MCP security considerations
Because MCP sits between AI models and databases and other external systems, where sensitive data could be shared, there are naturally security concerns to be aware of.
Some MCP security challenges include:
- Inter-agent protocol abuse: Attackers target MCP with consent bypass or context hijacking, which causes unauthorized AI actions. This can include abusing embedded trust in protocols or misleading agents with poor consent flows.
- Indirect prompt injection: Hidden instructions in a website or query parameters in API requests that cause the AI model to perform actions it otherwise wouldn’t.
- Weak access control: Attackers could exploit static client IDs, dynamic client registration, or consent cookies in MCP servers to collect authorization codes that user permissions would normally not allow – an issue called a “confused deputy” vulnerability.
Some MCP security best practices include:
- Implement strong authentication and authorization: This includes using OAuth 2.1 and JSON Web Tokens (JWT) for client-server authentication, rotating API keys, and adopting least privilege and role-based access (RBAC).

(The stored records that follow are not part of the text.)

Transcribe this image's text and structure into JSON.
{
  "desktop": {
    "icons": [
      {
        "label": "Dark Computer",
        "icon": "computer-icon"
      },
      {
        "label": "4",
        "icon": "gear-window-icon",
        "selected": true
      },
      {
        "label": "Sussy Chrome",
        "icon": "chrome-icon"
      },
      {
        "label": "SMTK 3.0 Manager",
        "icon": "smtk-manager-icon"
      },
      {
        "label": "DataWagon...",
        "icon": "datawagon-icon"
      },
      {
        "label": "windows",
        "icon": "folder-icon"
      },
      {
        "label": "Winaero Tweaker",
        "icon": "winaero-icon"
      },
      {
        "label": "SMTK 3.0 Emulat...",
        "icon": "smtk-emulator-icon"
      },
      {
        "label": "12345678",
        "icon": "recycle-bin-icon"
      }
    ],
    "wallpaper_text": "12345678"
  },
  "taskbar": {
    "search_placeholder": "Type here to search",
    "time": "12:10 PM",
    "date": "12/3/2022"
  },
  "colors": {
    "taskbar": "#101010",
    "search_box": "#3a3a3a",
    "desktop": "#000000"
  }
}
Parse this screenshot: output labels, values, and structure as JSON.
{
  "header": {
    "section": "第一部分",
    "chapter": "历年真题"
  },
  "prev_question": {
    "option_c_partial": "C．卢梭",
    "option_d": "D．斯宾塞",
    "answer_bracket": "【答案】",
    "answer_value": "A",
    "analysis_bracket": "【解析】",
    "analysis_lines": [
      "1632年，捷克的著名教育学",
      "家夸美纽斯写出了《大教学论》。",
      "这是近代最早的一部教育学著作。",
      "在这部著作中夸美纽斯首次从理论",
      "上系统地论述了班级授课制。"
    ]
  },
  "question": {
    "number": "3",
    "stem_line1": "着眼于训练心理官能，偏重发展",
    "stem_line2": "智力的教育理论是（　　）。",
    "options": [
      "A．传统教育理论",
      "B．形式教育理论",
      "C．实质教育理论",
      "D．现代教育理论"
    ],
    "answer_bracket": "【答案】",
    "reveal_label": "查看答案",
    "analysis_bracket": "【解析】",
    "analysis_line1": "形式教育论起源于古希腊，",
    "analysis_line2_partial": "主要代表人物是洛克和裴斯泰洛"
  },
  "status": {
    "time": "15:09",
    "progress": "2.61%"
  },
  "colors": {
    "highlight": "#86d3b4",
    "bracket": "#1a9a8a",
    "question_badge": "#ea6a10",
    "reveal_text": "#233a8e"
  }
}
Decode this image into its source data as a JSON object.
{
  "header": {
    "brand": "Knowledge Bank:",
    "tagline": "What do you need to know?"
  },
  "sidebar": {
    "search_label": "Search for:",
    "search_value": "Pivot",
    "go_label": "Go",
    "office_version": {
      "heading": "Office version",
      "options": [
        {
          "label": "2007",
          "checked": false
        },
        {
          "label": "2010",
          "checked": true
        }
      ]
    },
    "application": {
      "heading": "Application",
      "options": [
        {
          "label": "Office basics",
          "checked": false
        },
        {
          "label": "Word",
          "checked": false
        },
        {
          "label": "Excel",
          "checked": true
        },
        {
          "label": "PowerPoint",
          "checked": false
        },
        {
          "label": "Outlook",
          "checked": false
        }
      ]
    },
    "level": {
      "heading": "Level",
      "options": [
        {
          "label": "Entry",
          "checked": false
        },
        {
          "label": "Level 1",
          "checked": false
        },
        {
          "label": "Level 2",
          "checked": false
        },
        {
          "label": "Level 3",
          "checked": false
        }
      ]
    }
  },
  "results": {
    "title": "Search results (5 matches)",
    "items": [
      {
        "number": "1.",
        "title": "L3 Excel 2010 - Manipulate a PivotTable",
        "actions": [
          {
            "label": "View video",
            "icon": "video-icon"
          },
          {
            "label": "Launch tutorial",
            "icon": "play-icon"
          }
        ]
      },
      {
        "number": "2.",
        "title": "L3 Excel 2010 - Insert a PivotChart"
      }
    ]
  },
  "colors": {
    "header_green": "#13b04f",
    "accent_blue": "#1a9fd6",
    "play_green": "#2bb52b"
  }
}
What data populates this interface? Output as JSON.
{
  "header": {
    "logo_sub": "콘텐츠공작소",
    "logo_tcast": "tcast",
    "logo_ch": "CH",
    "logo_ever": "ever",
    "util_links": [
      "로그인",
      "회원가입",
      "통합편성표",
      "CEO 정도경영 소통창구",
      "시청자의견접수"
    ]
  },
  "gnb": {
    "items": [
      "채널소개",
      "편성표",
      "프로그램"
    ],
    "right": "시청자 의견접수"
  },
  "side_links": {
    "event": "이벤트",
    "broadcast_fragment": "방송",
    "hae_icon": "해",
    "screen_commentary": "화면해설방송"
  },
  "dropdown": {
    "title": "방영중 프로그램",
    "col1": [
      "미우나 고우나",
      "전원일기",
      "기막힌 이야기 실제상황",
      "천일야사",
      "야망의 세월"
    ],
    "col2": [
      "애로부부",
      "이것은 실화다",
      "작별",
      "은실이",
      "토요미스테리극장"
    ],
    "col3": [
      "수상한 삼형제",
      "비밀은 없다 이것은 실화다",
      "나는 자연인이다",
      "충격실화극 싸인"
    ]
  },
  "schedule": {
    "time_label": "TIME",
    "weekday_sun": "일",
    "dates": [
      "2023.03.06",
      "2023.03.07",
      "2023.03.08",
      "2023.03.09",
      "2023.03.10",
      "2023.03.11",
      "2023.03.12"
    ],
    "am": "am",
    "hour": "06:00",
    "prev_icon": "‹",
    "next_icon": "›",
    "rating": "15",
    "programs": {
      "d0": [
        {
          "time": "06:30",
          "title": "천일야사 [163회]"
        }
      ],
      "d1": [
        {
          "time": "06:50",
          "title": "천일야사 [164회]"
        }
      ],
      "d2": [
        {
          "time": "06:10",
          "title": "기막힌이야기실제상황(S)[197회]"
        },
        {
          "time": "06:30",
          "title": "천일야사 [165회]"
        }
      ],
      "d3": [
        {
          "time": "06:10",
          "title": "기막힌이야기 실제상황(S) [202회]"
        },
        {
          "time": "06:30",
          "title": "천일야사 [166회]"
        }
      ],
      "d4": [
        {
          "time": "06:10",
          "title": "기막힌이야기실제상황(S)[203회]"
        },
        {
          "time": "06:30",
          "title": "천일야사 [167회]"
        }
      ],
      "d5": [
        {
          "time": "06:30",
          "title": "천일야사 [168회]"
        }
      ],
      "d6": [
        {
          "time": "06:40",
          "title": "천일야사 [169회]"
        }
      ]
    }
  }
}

- Limit model behavior: Prevent prompt injection and other AI attacks by limiting what actions or responses an AI agent can make and instruct it to ignore attempts to alter those limits.
- Require human consent: For high-risk actions, require human-in-the-loop permission to prevent the confused deputy problem and not assume authentication from a program alone.
- Use rate limiting: Restrict requests to prevent query abuse.
- Protect data: Encrypt all data used or stored by the MCP server and use input sanitization to prevent prompt injection attacks.
- Adopt observability: Monitor AI agent interactions with MCP to ensure malicious users aren’t abusing access or requesting privileged actions.
- Perform security scans: Scan public MCP servers before adopting them to ensure they are secure and not malicious.
MCP and Sysdig
We’ve released the Sysdig MCP Server so that any compatible AI model and tool can securely access our Cloud Security APIs and data.
With Sysdig MCP server, any AI model can query real-time security data on findings, vulnerabilities, and misconfigurations. This includes runtime threat detections, cloud security posture, and the discovery of any critical vulnerabilities.
Sysdig MCP server also enables AI models to generate security recommendations based upon Sysdig SecureTM and Sysdig MonitorTM insights.